'Hızla arkamı dönmem ile ağzımdan koca bir çığlığın çıkması bir olmuştu. Gözlerim sonuna kadar açılmış şoktan ne diyeceğimi bilemez olmuştum. Dudaklarımın arasından yalnızca ismi dökülmüş daha fazla bir şey diyememiştim.
"J-Jungkook?"'
...Gördüğümüz şeylerin gerçekliğine nasıl emin olabilirdik? O an gözümüzde canlanan görüntüler aslında beynimizin bize oynadığı oyunun bir parçası olamaz mıydı mesela? Bu gerçek...nasıl emin olarak konuşabilirdik?
Gördüğüm bir hayalin içinde miydim yoksa yine beynim benimle oynamaya başlamış ve halüsinasyon görmeme sebep mi olmuştu?
Anlayamıyordum. Her tarafım kaskatı kesilmiş olduğum yerde donup kalmıştım. Karşımda dikilen bedende gezdirirken gözlerimi, içimde oluşan duyguları anlamakta zorluk çekiyordum.
Yutkundum...bir kez daha yutkundum ve elimde tuttuğum şişeye daha çok sarıldım. Gözlerimi kapatıp kafamı iki yana sallamaya başlamıştım.
"Hayır o gerçek değil. Hayır Lisa...bu bir hayal...evet evet bu bir hayal."

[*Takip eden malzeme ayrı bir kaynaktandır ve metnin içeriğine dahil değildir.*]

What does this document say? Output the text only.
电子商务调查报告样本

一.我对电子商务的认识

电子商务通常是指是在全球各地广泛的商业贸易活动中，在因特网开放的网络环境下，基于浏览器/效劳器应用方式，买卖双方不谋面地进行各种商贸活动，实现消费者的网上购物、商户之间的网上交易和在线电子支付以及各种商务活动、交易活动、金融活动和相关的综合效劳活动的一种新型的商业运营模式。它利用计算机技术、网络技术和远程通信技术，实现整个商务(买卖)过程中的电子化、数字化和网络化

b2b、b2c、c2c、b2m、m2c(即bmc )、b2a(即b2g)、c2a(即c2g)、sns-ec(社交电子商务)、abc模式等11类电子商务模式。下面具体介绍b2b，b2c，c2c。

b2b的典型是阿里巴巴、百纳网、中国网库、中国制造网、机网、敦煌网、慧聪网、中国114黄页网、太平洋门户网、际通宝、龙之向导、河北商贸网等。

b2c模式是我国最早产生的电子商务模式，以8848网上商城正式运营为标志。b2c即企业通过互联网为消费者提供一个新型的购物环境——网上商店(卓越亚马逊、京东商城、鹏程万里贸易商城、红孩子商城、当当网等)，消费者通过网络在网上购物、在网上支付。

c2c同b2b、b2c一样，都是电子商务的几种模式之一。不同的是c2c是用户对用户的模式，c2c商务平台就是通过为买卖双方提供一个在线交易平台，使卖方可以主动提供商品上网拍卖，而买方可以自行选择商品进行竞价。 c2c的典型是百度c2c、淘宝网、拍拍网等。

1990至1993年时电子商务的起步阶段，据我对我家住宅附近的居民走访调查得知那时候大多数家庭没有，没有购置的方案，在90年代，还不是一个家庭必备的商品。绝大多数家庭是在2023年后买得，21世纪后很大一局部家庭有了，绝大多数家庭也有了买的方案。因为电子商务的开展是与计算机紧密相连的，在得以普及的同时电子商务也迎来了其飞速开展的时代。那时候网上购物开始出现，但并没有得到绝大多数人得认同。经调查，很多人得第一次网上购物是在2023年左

Derin nefesler alıp verirken kurduğum cümleler kalbimi acıtmaya yeterken gözlerimi tekrar açmıştım. O hayal olsa dahi çok güzeldi. Hayali bile kalbimi yerinden oynatmayı başarabiliyordu.
Bana doğru bir adım atması ile ben de bir adım geri gitmiştim. Fakat o bir adım daha atmaya devam etmişti.
"HAYIR! GELME! DUR ORADA! YAKLAŞMA BANA!"
Hem tüm gücümle bağırıyor hemde elimle durmasını işaret ediyordum. Kafamı delicesine iki yana sallarken arkamı dönmüş ve son hızla koşmaya başlamıştım. Nereye gittiğimi bilmeden...dümdüz...ağaçların arasına girerek koşmaya devam ediyordum.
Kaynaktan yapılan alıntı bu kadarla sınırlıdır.